Proving Absolute Value Inequality: |a| ≤ b → -b ≤ a ≤ b (b≥0)

[tronter]

Prove the following: if |a| \leq b then -b \leq a \leq b (where b \geq 0).

So a \leq b and -a \leq b. Then -b \leq a so that -b \leq a \leq b.

Suppose that -b \leq a \leq b. Then a \leq b and -a \leq b so that |a| \leq b.

Is this a correct proof? You don't have to consider cases (e.g. a <0, \ a = 0, \ a > 0)?

 

[Dick]

It's fine if you already know |a|<=b implies a<=b and -a<=b. If you don't know that you might have to use cases to prove that.

 

[tronter]

So if you know that already, then it is ok to deduce from -b \leq a \leq b that a \leq b and -a \leq b? The sign does not matter?

 

[Dick]

That's definitely ok. That's what -b<=a<=b MEANS. I'm talking about saying |a|<=b implies -a<=b and a<=b.

 

[tronter]

So if we have -b \leq a \leq b and a = -5 then we can say that -a \leq b?
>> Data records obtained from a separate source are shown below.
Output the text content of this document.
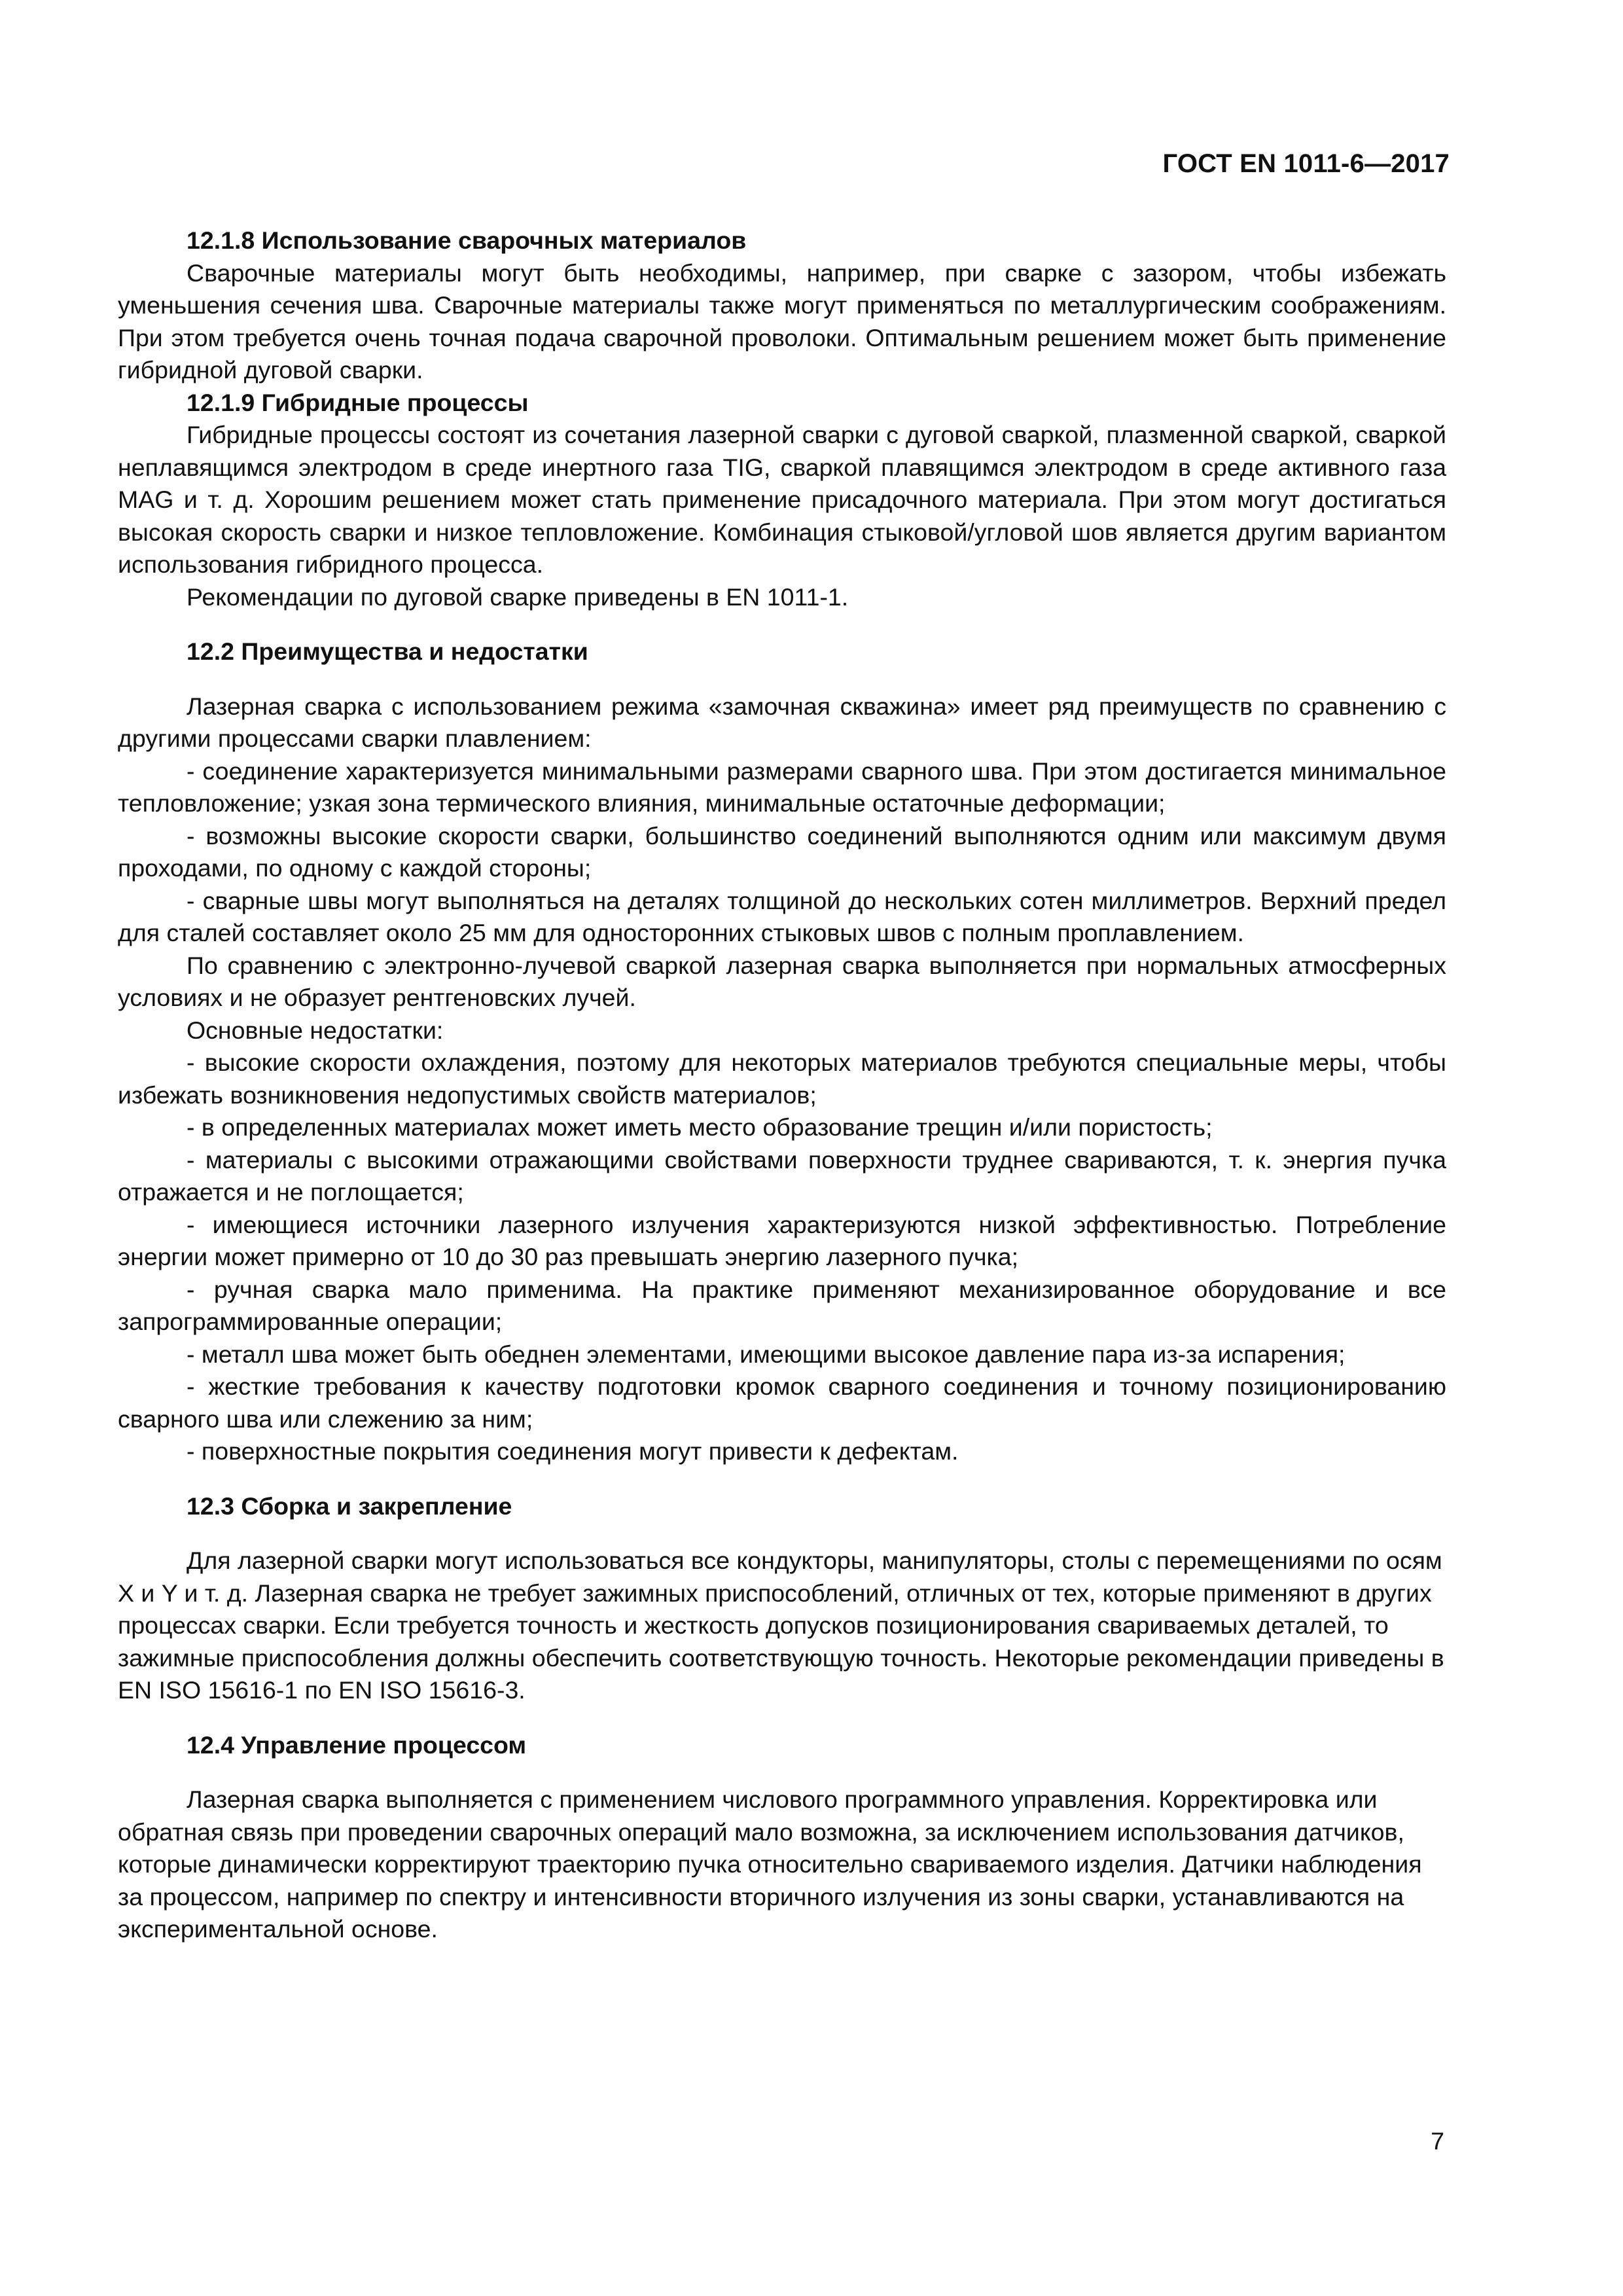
ГОСТ EN 1011-6—2017
12.1.8 Использование сварочных материалов

Сварочные материалы могут быть необходимы, например, при сварке с зазором, чтобы избежать уменьшения сечения шва. Сварочные материалы также могут применяться по металлургическим соображениям. При этом требуется очень точная подача сварочной проволоки. Оптимальным решением может быть применение гибридной дуговой сварки.

12.1.9 Гибридные процессы

Гибридные процессы состоят из сочетания лазерной сварки с дуговой сваркой, плазменной сваркой, сваркой неплавящимся электродом в среде инертного газа TIG, сваркой плавящимся электродом в среде активного газа MAG и т. д. Хорошим решением может стать применение присадочного материала. При этом могут достигаться высокая скорость сварки и низкое тепловложение. Комбинация стыковой/угловой шов является другим вариантом использования гибридного процесса.

Рекомендации по дуговой сварке приведены в EN 1011-1.

12.2 Преимущества и недостатки

Лазерная сварка с использованием режима «замочная скважина» имеет ряд преимуществ по сравнению с другими процессами сварки плавлением:

- соединение характеризуется минимальными размерами сварного шва. При этом достигается минимальное тепловложение; узкая зона термического влияния, минимальные остаточные деформации;

- возможны высокие скорости сварки, большинство соединений выполняются одним или максимум двумя проходами, по одному с каждой стороны;

- сварные швы могут выполняться на деталях толщиной до нескольких сотен миллиметров. Верхний предел для сталей составляет около 25 мм для односторонних стыковых швов с полным проплавлением.

По сравнению с электронно-лучевой сваркой лазерная сварка выполняется при нормальных атмосферных условиях и не образует рентгеновских лучей.

Основные недостатки:

- высокие скорости охлаждения, поэтому для некоторых материалов требуются специальные меры, чтобы избежать возникновения недопустимых свойств материалов;

- в определенных материалах может иметь место образование трещин и/или пористость;

- материалы с высокими отражающими свойствами поверхности труднее свариваются, т. к. энергия пучка отражается и не поглощается;

- имеющиеся источники лазерного излучения характеризуются низкой эффективностью. Потребление энергии может примерно от 10 до 30 раз превышать энергию лазерного пучка;

- ручная сварка мало применима. На практике применяют механизированное оборудование и все запрограммированные операции;

- металл шва может быть обеднен элементами, имеющими высокое давление пара из-за испарения;

- жесткие требования к качеству подготовки кромок сварного соединения и точному позиционированию сварного шва или слежению за ним;

- поверхностные покрытия соединения могут привести к дефектам.

12.3 Сборка и закрепление

Для лазерной сварки могут использоваться все кондукторы, манипуляторы, столы с перемещениями по осям X и Y и т. д. Лазерная сварка не требует зажимных приспособлений, отличных от тех, которые применяют в других процессах сварки. Если требуется точность и жесткость допусков позиционирования свариваемых деталей, то зажимные приспособления должны обеспечить соответствующую точность. Некоторые рекомендации приведены в EN ISO 15616-1 по EN ISO 15616-3.

12.4 Управление процессом

Лазерная сварка выполняется с применением числового программного управления. Корректировка или обратная связь при проведении сварочных операций мало возможна, за исключением использования датчиков, которые динамически корректируют траекторию пучка относительно свариваемого изделия. Датчики наблюдения за процессом, например по спектру и интенсивности вторичного излучения из зоны сварки, устанавливаются на экспериментальной основе.

7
Similarly, if a = 5 then -a \leq b?

It doesn't matter what the sign is?

Thanks

 

[Dick]

I'm saying I think you should PROVE |a|<=b implies -a<=b and a<=b by splitting it into cases.

 

[tronter]

but if you already know that then post #5 doesn't depend on the sign of a?

thanks

 

[Dick]

If you already know that |a|<=b implies -a<=b and a<=b then this whole thread should have been over at post 2. I already said the proof is fine in that case.